It was not polished. It was not diplomatic. But it was undeniably human.

What makes this moment significant is not just the profanity. It is the boundary it reveals. Cave’s reaction underscores a deeper frustration with a recurring pattern in public discourse, the assumption that support for Israel, or refusal to join its condemnation, must be corrupt, bought, or morally compromised.

This is where the concept of Lashon Hara becomes more than a cultural reference. It becomes a lens. The accusation itself, that someone holds a position only for financial gain without evidence, falls squarely into the realm of defamatory speech. It reduces complex moral reasoning to cynical opportunism and dismisses sincerity as manipulation.

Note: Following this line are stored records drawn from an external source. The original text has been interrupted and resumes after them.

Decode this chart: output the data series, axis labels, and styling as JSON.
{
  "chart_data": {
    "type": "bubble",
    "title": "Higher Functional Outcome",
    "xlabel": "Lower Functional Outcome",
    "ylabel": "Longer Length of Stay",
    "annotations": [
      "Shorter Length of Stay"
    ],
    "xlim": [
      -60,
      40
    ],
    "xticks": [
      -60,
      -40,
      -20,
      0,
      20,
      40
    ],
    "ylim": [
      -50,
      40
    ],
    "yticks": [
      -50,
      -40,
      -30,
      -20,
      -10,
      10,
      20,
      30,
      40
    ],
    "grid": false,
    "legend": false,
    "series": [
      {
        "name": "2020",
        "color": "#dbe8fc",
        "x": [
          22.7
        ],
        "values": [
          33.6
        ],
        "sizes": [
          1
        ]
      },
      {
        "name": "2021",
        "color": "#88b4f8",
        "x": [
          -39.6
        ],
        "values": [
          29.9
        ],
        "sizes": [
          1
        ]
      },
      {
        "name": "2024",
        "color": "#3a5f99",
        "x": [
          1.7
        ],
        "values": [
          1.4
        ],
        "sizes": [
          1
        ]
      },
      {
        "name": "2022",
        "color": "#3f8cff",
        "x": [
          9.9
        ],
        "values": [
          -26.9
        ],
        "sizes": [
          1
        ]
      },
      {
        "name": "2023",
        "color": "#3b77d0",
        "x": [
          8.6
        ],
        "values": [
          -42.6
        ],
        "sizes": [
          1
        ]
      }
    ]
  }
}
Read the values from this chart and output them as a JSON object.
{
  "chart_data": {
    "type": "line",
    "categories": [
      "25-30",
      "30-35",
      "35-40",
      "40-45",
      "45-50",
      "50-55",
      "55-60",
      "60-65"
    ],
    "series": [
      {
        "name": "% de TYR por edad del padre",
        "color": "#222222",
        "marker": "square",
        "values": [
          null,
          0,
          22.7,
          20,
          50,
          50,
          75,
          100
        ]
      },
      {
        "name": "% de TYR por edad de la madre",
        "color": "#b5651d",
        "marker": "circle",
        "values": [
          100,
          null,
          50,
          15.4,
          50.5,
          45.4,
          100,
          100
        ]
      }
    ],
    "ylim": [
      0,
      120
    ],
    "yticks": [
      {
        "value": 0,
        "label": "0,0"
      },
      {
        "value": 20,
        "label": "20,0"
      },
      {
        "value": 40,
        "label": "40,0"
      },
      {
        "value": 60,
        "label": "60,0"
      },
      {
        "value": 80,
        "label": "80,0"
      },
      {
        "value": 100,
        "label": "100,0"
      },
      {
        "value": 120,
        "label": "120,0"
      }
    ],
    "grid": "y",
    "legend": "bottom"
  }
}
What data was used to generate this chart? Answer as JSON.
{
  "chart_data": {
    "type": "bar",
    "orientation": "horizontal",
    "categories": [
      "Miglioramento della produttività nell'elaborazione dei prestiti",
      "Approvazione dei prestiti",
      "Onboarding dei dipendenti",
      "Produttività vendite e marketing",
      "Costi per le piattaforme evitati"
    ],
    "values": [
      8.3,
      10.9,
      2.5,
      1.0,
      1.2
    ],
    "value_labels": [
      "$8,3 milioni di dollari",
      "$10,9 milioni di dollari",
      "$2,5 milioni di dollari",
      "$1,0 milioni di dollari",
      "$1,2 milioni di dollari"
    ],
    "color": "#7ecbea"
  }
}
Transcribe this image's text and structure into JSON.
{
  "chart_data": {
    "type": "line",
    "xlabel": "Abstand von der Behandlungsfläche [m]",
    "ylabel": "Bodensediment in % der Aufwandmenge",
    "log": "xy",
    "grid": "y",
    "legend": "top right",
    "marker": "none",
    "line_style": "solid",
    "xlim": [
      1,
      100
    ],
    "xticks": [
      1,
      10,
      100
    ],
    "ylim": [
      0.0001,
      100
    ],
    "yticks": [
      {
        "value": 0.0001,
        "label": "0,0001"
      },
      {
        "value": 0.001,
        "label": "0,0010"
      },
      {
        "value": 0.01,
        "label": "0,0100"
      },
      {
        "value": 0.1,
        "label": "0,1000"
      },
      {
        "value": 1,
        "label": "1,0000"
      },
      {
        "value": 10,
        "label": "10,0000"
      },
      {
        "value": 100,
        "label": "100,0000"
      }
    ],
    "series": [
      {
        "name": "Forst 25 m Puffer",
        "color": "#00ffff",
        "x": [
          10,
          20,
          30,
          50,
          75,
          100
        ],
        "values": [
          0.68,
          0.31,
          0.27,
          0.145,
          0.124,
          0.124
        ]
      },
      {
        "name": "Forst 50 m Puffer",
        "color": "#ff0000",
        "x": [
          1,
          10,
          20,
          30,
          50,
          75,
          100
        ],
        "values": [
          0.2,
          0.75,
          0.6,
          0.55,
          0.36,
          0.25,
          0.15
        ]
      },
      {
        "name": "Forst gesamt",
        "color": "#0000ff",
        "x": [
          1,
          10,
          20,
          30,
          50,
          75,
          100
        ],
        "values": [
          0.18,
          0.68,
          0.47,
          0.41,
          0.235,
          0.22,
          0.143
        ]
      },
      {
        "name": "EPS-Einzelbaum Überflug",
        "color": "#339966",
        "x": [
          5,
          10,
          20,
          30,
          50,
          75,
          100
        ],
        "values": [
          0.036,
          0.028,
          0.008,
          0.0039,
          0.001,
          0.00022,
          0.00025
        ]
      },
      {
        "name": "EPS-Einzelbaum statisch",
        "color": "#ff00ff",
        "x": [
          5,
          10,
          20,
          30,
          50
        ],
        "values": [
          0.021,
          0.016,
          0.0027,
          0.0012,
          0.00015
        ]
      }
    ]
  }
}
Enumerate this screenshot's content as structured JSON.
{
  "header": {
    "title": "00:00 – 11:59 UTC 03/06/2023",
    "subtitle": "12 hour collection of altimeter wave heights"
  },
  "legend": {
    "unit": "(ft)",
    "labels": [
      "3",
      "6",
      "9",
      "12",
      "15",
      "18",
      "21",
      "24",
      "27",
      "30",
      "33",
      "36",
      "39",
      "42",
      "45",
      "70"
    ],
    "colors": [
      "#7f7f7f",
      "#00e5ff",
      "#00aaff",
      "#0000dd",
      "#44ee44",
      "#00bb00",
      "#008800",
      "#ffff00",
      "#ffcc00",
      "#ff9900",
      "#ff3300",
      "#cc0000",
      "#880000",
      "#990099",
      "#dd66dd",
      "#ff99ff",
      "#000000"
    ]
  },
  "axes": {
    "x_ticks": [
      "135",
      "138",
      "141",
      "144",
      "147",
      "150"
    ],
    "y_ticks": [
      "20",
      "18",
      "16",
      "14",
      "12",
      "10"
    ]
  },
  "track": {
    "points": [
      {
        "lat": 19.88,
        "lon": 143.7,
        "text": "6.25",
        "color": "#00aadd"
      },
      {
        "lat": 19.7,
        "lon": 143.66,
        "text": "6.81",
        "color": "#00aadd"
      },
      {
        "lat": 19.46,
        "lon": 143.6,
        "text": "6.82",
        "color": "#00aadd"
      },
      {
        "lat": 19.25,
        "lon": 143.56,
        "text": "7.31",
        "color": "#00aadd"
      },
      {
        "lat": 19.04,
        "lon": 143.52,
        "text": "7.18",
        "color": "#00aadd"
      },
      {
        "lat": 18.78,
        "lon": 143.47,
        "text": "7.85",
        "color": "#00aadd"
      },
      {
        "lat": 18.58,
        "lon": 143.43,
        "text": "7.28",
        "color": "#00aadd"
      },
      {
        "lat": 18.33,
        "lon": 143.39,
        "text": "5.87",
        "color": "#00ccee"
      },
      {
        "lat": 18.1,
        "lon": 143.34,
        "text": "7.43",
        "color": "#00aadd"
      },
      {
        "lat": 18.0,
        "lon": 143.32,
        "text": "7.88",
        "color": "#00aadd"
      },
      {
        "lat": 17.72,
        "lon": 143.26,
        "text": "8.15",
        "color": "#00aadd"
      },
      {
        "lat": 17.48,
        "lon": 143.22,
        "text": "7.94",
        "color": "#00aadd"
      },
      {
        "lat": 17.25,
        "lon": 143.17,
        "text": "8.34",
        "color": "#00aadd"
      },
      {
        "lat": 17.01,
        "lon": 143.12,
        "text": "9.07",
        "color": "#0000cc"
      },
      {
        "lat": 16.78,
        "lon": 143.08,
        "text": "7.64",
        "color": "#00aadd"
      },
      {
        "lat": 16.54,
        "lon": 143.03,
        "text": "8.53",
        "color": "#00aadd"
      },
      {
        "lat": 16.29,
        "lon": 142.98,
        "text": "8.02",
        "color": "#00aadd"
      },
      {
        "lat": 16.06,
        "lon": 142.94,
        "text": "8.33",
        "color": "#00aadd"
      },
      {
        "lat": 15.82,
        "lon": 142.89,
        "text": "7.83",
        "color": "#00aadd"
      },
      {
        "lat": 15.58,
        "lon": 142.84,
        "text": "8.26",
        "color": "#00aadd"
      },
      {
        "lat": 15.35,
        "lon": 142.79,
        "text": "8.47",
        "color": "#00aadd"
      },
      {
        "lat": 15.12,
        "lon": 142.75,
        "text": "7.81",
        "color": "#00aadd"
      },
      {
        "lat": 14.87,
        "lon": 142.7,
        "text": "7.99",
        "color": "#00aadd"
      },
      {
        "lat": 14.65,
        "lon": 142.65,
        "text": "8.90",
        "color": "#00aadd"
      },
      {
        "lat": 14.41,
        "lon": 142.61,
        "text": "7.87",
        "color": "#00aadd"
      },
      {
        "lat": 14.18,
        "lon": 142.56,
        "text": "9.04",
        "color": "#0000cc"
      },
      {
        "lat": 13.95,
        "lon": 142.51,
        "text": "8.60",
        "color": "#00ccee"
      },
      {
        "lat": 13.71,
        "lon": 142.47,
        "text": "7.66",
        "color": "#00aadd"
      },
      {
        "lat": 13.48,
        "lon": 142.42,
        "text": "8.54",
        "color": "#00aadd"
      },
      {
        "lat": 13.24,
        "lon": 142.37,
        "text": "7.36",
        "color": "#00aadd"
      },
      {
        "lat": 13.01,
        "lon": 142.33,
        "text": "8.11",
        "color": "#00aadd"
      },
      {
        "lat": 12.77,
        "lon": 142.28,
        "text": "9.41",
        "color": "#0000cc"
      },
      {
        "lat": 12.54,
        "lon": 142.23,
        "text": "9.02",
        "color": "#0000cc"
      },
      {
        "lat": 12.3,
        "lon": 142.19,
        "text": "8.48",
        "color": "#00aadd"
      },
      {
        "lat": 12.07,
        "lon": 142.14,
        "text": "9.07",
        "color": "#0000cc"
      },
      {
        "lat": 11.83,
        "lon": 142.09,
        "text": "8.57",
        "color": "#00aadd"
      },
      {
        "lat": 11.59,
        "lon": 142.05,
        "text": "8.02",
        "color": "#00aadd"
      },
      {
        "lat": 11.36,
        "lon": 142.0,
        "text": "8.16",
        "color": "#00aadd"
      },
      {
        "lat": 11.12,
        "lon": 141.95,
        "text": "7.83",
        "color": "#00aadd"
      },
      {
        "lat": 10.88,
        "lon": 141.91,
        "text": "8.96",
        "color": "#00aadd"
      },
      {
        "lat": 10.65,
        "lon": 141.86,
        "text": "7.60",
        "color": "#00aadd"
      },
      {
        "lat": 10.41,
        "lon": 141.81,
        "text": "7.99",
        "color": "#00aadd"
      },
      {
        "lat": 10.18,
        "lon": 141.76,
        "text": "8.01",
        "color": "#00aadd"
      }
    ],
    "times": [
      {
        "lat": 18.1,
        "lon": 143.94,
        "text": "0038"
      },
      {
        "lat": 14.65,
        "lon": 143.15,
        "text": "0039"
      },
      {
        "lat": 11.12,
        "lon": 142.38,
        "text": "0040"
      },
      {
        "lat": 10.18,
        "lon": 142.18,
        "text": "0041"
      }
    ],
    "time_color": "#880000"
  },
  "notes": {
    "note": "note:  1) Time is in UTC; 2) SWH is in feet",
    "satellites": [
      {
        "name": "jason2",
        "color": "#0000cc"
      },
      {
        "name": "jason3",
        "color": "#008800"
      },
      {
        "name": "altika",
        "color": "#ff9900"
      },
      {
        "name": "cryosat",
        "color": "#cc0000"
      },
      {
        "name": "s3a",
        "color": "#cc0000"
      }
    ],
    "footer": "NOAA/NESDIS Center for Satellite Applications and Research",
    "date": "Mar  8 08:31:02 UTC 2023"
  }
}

In that sense, Cave’s invocation of Lashon Hara is not incidental. It is central. He frames the accusation not as legitimate critique, but as a violation of a deeper ethical principle, the responsibility to speak truthfully and fairly about others.

And yet, his own response breaks from that principle in a moment of anger. That tension is what makes the exchange compelling. Cave does not present himself as morally perfect. He shows how difficult it is to live up to ideals, especially when confronted with hostility.

In a media environment saturated with outrage, accusations, and performative morality, this small interaction highlights something often overlooked, the cost of careless words. Not just in terms of offense, but in how they erode trust and shut down meaningful dialogue.

Nick Cave did not just defend his position. He exposed the fragility of the conversation itself.